Tuesday, November 23, 2010
Here's the chart:
BAC had another ugly day today on very large volumn relative to its average volumn over the past 30/90 days. Some of the biggest holders have folded their tent and it sounds like more are following. Right now BAC's price is being "managed" lower in that neatly defined downtrend channel above. Check out the TRIX indicator, a momentum indicator which "slows" down the direction the trend oscillations. It's good to use when looking for clues to longer term trends.

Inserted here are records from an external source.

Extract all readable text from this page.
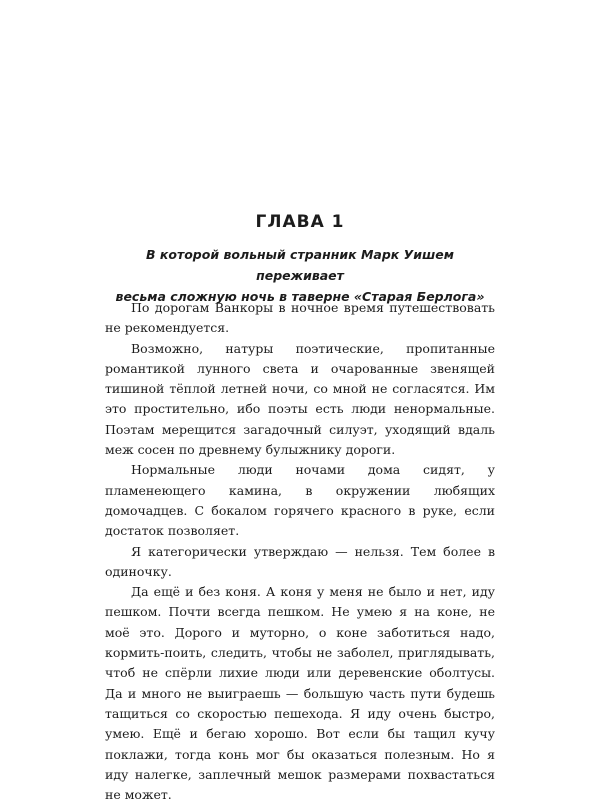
ГЛАВА 1
В которой вольный странник Марк Уишем переживает
весьма сложную ночь в таверне «Старая Берлога»

По дорогам Ванкоры в ночное время путешествовать не рекомендуется.

Возможно, натуры поэтические, пропитанные романтикой лунного света и очарованные звенящей тишиной тёплой летней ночи, со мной не согласятся. Им это простительно, ибо поэты есть люди ненормальные. Поэтам мерещится загадочный силуэт, уходящий вдаль меж сосен по древнему булыжнику дороги.

Нормальные люди ночами дома сидят, у пламенеющего камина, в окружении любящих домочадцев. С бокалом горячего красного в руке, если достаток позволяет.

Я категорически утверждаю — нельзя. Тем более в одиночку.

Да ещё и без коня. А коня у меня не было и нет, иду пешком. Почти всегда пешком. Не умею я на коне, не моё это. Дорого и муторно, о коне заботиться надо, кормить-поить, следить, чтобы не заболел, приглядывать, чтоб не спёрли лихие люди или деревенские оболтусы. Да и много не выиграешь — большую часть пути будешь тащиться со скоростью пешехода. Я иду очень быстро, умею. Ещё и бегаю хорошо. Вот если бы тащил кучу поклажи, тогда конь мог бы оказаться полезным. Но я иду налегке, заплечный мешок размерами похвастаться не может.
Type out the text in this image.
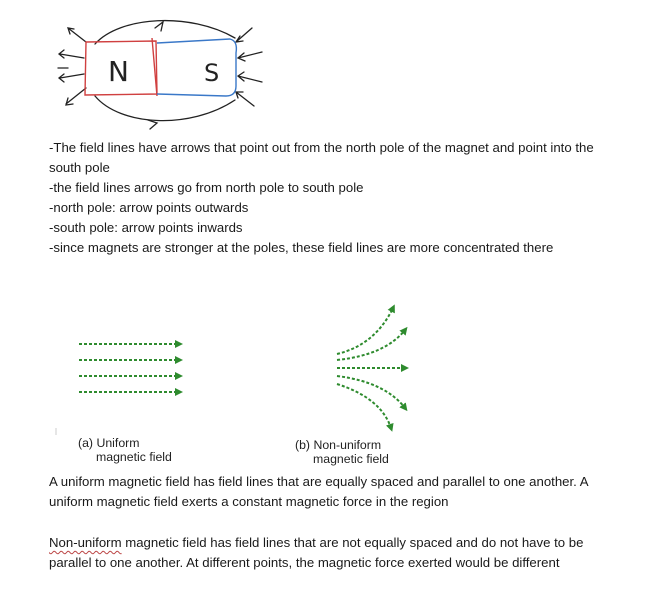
N	S
-The field lines have arrows that point out from the north pole of the magnet and point into the south pole
-the field lines arrows go from north pole to south pole
-north pole: arrow points outwards
-south pole: arrow points inwards
-since magnets are stronger at the poles, these field lines are more concentrated there
(a) Uniform
magnetic field
(b) Non-uniform
magnetic field

A uniform magnetic field has field lines that are equally spaced and parallel to one another. A uniform magnetic field exerts a constant magnetic force in the region

Non-uniform magnetic field has field lines that are not equally spaced and do not have to be parallel to one another. At different points, the magnetic force exerted would be different
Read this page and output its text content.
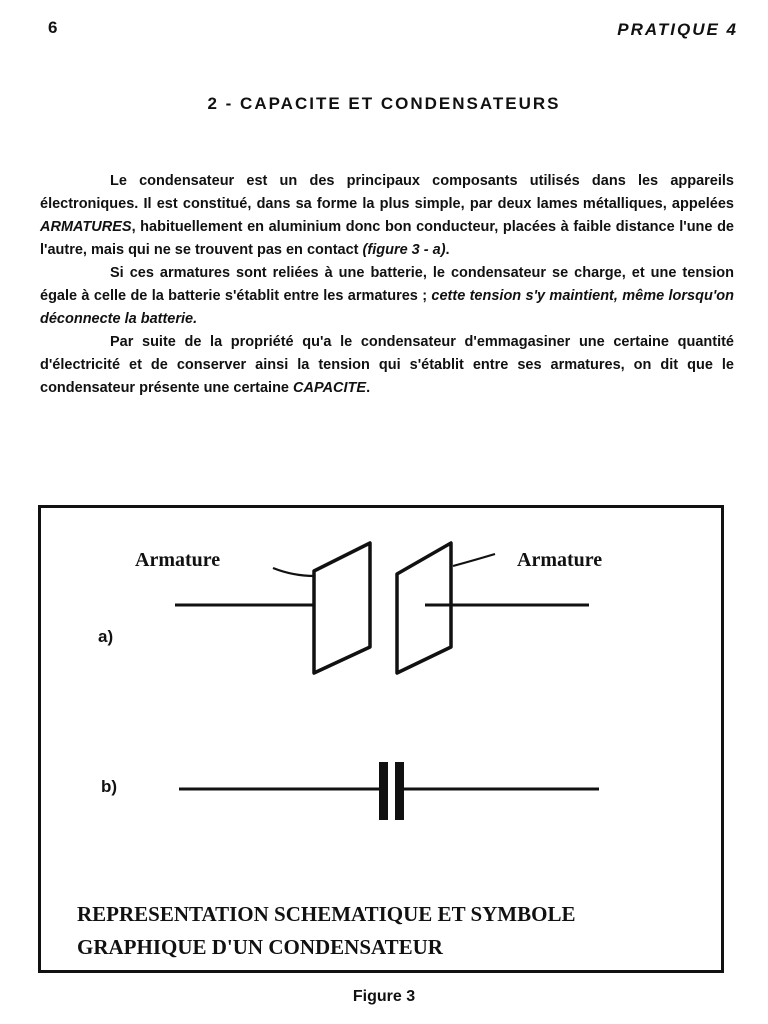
6	PRATIQUE 4
2 - CAPACITE ET CONDENSATEURS

Le condensateur est un des principaux composants utilisés dans les appareils électroniques. Il est constitué, dans sa forme la plus simple, par deux lames métalliques, appelées ARMATURES, habituellement en aluminium donc bon conducteur, placées à faible distance l'une de l'autre, mais qui ne se trouvent pas en contact (figure 3 - a).

Si ces armatures sont reliées à une batterie, le condensateur se charge, et une tension égale à celle de la batterie s'établit entre les armatures ; cette tension s'y maintient, même lorsqu'on déconnecte la batterie.

Par suite de la propriété qu'a le condensateur d'emmagasiner une certaine quantité d'électricité et de conserver ainsi la tension qui s'établit entre ses armatures, on dit que le condensateur présente une certaine CAPACITE.

Armature	Armature
a)
b)
REPRESENTATION SCHEMATIQUE ET SYMBOLE
GRAPHIQUE D'UN CONDENSATEUR
Figure 3
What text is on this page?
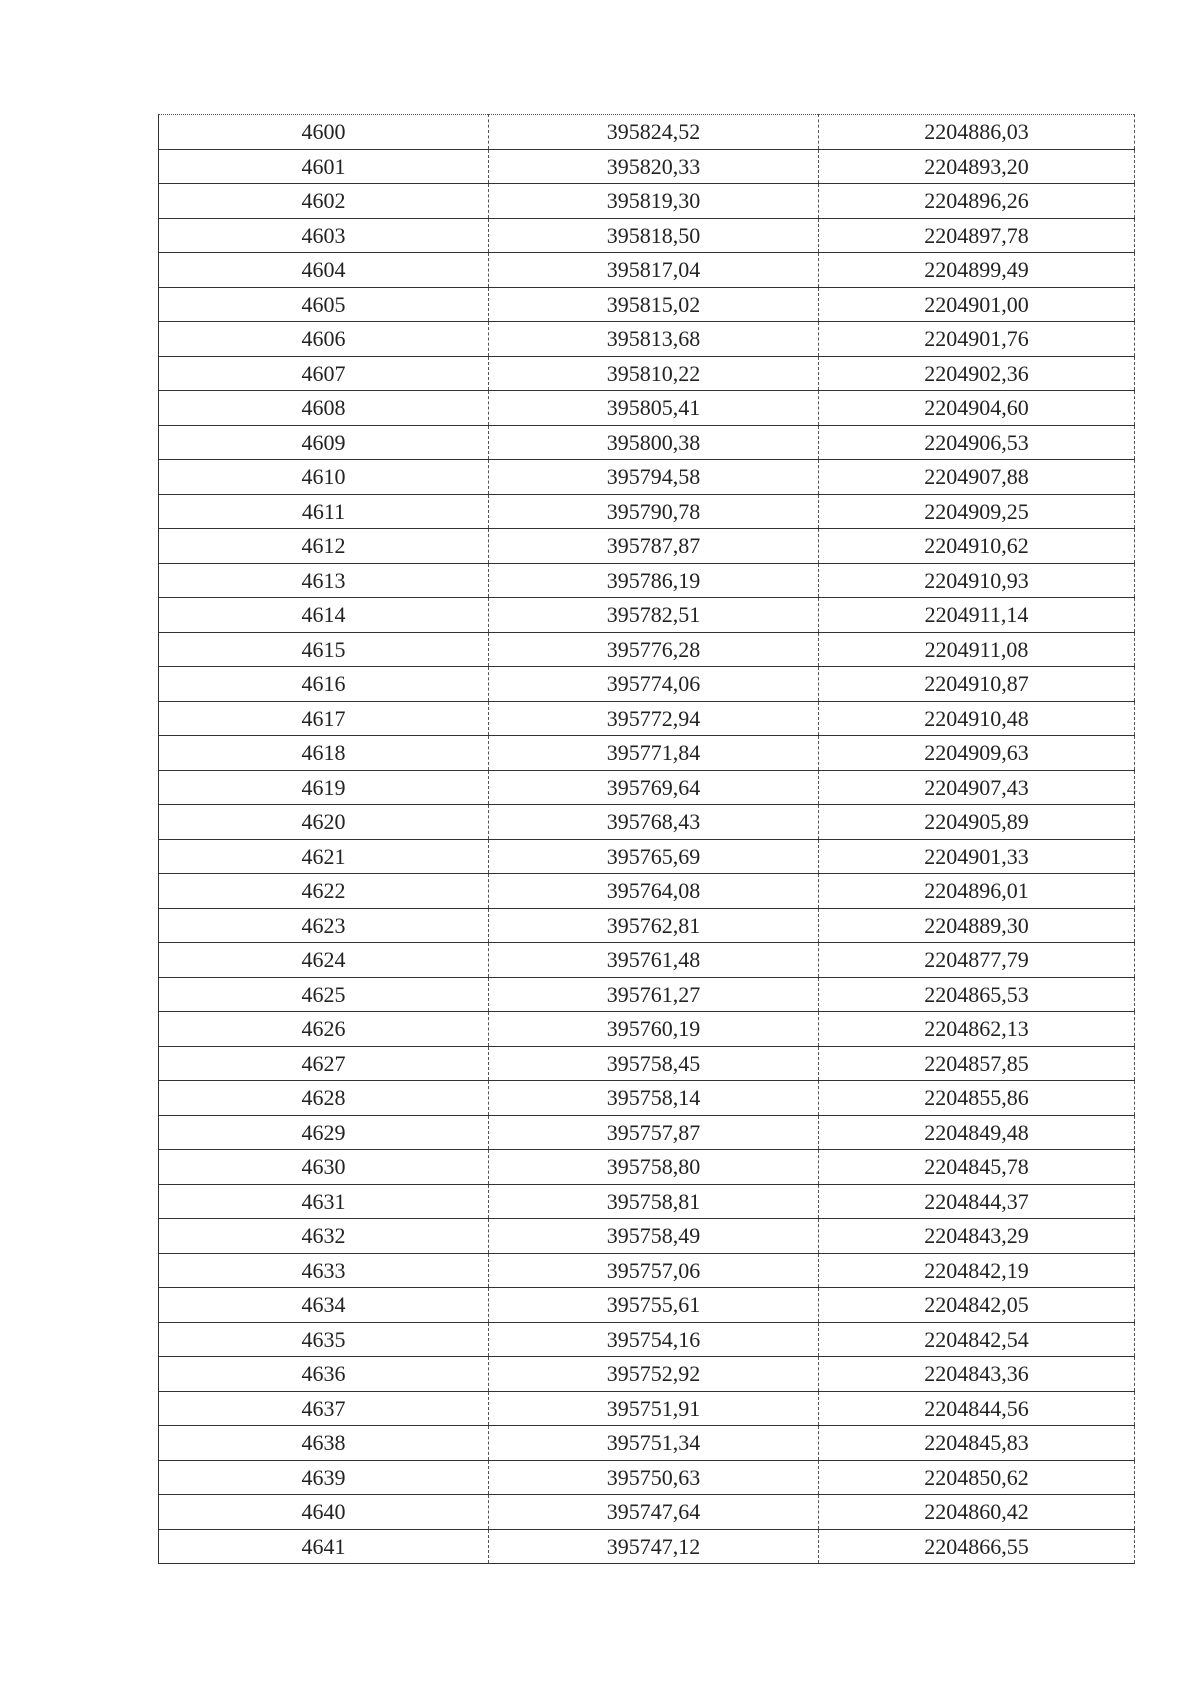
4600	395824,52	2204886,03
4601	395820,33	2204893,20
4602	395819,30	2204896,26
4603	395818,50	2204897,78
4604	395817,04	2204899,49
4605	395815,02	2204901,00
4606	395813,68	2204901,76
4607	395810,22	2204902,36
4608	395805,41	2204904,60
4609	395800,38	2204906,53
4610	395794,58	2204907,88
4611	395790,78	2204909,25
4612	395787,87	2204910,62
4613	395786,19	2204910,93
4614	395782,51	2204911,14
4615	395776,28	2204911,08
4616	395774,06	2204910,87
4617	395772,94	2204910,48
4618	395771,84	2204909,63
4619	395769,64	2204907,43
4620	395768,43	2204905,89
4621	395765,69	2204901,33
4622	395764,08	2204896,01
4623	395762,81	2204889,30
4624	395761,48	2204877,79
4625	395761,27	2204865,53
4626	395760,19	2204862,13
4627	395758,45	2204857,85
4628	395758,14	2204855,86
4629	395757,87	2204849,48
4630	395758,80	2204845,78
4631	395758,81	2204844,37
4632	395758,49	2204843,29
4633	395757,06	2204842,19
4634	395755,61	2204842,05
4635	395754,16	2204842,54
4636	395752,92	2204843,36
4637	395751,91	2204844,56
4638	395751,34	2204845,83
4639	395750,63	2204850,62
4640	395747,64	2204860,42
4641	395747,12	2204866,55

BAC is now solidly below its 50 and 200 day moving averages. That is also very bearish. Fundamentally it would appear as if this fraud-riddled carcas is getting ready to be snuffed. They ("they" being Geithner and Bernanke and Henry Paulson) stuffed Countrywide and Merrill Lynch - two hugely fraudulent Wall Street creations - into BAC in order to shift the burden of monetizing the fraud onto the Government. Now they'll go in for the kill and bury all the evidence, just like so many before it: Enron, Refco, Amaranth, Lehman, and Bear Stearns. Of course, first they'll let the Pimpcos of the world flip fraudulent mortagage paper back into BAC as per the terms of the mortgaging servicing agreements under which BAC is liable.
I am playing this using May 2011 8-strike puts. If you are invested in any mutual funds which list BAC in the top-10 holdings, you should get rid of those funds now - the managers do not know what they are doing.